Backing layer 6 comprises a mixture that is free of abrasive additives and that comprises at lest one mineral additive. The mineral additive can be basalt, quartz sand, wollastonite, aluminum silicate and/or kaolin. The mixture of the at least one backing layer can also comprise different additives from this group. Moreover, the additive can have a Mohs hardness of at least 2, preferably between 7 and 9. The grain size of the additive can be between 30 and 1000 μm, preferably between 200 to 500 μm. The grains of the additive can be covered in phenolic resin systems, wherein the phenolic resin system can comprise a resol/novolak mixture. The resol can have a viscosity of 1000 to 5000 mPa·s, preferably 1200 to 3500 mPa·s. The novolak can have a hexamethylenetetramine content of at least 9 vol %, preferably 12 to 16 vol %, and a flow length of 15 to 35 mm, preferably 17 to 26 mm. Additionally, the novolak can comprise additional defined amounts of other additives and/or aggregates of less than 20 vol %. Thus, backing layer 6 has high strength. It can also comprise a mesh-like inlay in order to further increase the stability of roughing disc 1.

Moreover, roughing disc 1 has two abrasive layers 8a, 8b which are stacked in the direction of axis 5 and which are disposed on workpiece side 12. Abrasive layers 8a, 8b can comprise abrasive grains, such as regular brown fused alumina and derivatives, blue fired alumina, white fused alumina, zirconia alumina, silicon carbide, ceramic grain, pink fused alumina, and/or monocrystalline alumina. Additionally, the abrasive layers can comprise supporting fillers, such as poly aluminum fluoride, cryolite, pyrite, calcite, wollastonite, and/or graphite, which can be bound by phenolic resin systems. Thus, a phenolic-resin abrasive grain mixture is formed, which can be blended with various fillers and additives.

A separating layer, which is a glass fabric layer 10, is disposed between the two abrasive layers 8a, 8b. Another glass fabric layer 10 is disposed between backing layer 6 and abrasive layer 8a adjacent to backing layer 6. Glass fabric layers 10 act as separating layers and serve the strength of roughing disc 1. Glass fabric layers 10 extend from an outer edge 15 of roughing disc 1 to central opening 2 and surround central opening 2 annularly.

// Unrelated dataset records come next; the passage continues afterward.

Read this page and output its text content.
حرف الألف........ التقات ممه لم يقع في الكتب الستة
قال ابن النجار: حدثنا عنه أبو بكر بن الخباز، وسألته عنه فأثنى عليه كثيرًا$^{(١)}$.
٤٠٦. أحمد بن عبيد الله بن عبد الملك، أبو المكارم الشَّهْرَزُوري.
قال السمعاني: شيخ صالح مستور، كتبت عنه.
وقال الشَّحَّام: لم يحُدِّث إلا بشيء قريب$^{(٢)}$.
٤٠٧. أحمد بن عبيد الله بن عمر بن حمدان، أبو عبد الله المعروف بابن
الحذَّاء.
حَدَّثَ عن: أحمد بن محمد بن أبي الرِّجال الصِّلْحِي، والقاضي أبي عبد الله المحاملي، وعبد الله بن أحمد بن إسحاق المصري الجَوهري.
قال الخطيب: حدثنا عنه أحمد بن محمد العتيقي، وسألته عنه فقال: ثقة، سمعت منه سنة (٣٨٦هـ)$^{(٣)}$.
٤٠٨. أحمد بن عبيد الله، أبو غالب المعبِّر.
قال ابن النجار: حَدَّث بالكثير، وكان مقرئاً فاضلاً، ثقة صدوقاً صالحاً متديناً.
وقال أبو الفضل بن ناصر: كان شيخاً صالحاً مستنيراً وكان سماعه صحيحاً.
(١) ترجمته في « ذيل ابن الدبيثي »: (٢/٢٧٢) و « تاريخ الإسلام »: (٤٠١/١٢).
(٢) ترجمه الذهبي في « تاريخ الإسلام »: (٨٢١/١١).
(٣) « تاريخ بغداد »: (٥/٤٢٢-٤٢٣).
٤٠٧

To ensure optimal connection to a tool, central opening 2 is realized as a recessed hub.

Claims

1. A roughing disc for machining material surfaces, comprising: a disc-shaped main body having a tool side, which can face a tool, and a workpiece side, which can face a workpiece, the main body comprising a central opening through which an axis of rotation passes and which serves for direct or indirect attachment of a drive shaft of the tool, a disc-shaped backing layer disposed on the tool side, at least one abrasive layer, and a separating layer between adjacent layers, wherein the backing layer is made of a material mixture that is free of abrasive additives and that comprises at least one mineral additive.

2. The roughing disc according to claim 1, wherein the mineral additive is selected from the group consisting of basalt, quartz sand, wollastonite, aluminum silicate, kaolin, and combinations thereof.

3. The roughing disc according to claim 1, wherein the mineral additive has a Mohs hardness of preferably between 7 and 9.

4. The roughing disc according to claim 1, wherein the mineral additive has a grain size of 200 to 500 μm.

5. The roughing disc according to claim 1, wherein the grain of the mineral additive is covered in phenolic resin systems comprising a resol/novolak mixture.

6. The roughing disc according to claim 5, wherein the resol has a viscosity of 1200 to 3500 mPa·s.

7. The roughing disc according to claim 5, wherein the novolak has a hexamethylenetetramine content of 12 to 16 vol %, and a flow length of 17 to 26 mm.

8. The roughing disc according to claim 5, wherein defined amounts of other additives and/or aggregates of less than 20 vol % are additionally added to the novolak.

9. The roughing disc according to claim 1, wherein the separating layer is a glass fabric layer.